Paul Ekman, PhD, is another psychologist and author making a name for himself in primetime TV. The critically acclaimed Fox drama, "Lie to Me," which debuted in January and airs on Wednesday nights, is based on Ekman's research on nonverbal communication and truth detection.
Ekman sold Fox his professional life rights, but contractually nothing about his personal life can be used in the TV program. The show's fictional scientist, Dr. Cal Lightman, is British, while Ekman is American. Furthermore, Ekman says, Lightman (played by Tim Roth) "has a totally edgy, almost arrogant personality, and that's not what my colleagues say about me."

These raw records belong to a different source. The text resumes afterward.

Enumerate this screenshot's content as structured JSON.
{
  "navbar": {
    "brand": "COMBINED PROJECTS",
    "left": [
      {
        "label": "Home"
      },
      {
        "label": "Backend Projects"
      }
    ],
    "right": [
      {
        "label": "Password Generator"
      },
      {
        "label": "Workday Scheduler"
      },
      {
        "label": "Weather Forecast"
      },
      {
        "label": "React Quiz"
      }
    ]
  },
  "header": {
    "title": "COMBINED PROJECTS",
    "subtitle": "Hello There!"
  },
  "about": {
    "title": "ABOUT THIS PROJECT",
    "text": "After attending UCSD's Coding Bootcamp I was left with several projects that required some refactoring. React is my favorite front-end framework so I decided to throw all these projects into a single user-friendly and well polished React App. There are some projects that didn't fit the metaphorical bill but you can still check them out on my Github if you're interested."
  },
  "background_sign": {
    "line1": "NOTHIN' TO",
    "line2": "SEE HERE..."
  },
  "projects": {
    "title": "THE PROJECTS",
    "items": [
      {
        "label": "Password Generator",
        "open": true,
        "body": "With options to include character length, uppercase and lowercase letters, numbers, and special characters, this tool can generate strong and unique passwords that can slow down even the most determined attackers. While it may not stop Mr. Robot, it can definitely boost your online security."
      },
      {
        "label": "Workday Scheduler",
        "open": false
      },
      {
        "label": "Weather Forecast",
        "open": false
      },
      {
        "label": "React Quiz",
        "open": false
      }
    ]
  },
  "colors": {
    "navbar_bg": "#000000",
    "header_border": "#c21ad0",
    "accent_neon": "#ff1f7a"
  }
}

But what the two do share is a knack for picking out liars based on brief facial expressions, body movements and speech patterns. As a consultant to the program, Ekman reviews scripts and alerts writers when the plot contradicts his research findings. He also writes a weekly commentary for the show's Web site called "The Truth About Lie to Me," that debunks storylines that aren't science based, such as an episode in which Lightman insinuates that he can tell someone is lying after the person rubs his nose. But most of the time, Ekman says the writers put forth an entertaining story that's evidence-based, albeit they achieve results much more quickly than it takes him to complete similar research.
"Dr. Lightman, in less than 45 minutes, accomplishes things that take me weeks, if not months, to figure out," Ekman says. "But I suppose if they really showed what I do, people would change the channel because it would be too slow."
Ekman also revels in the fact that the show has provided him with the opportunity to get his ideas and research findings distributed to so many people.
"I've been an author or editor of 15 books, and if I put together sales of all 15, it's a fraction of the number of people who see the show in one week," Ekman says. "It's an enormous opportunity to inform."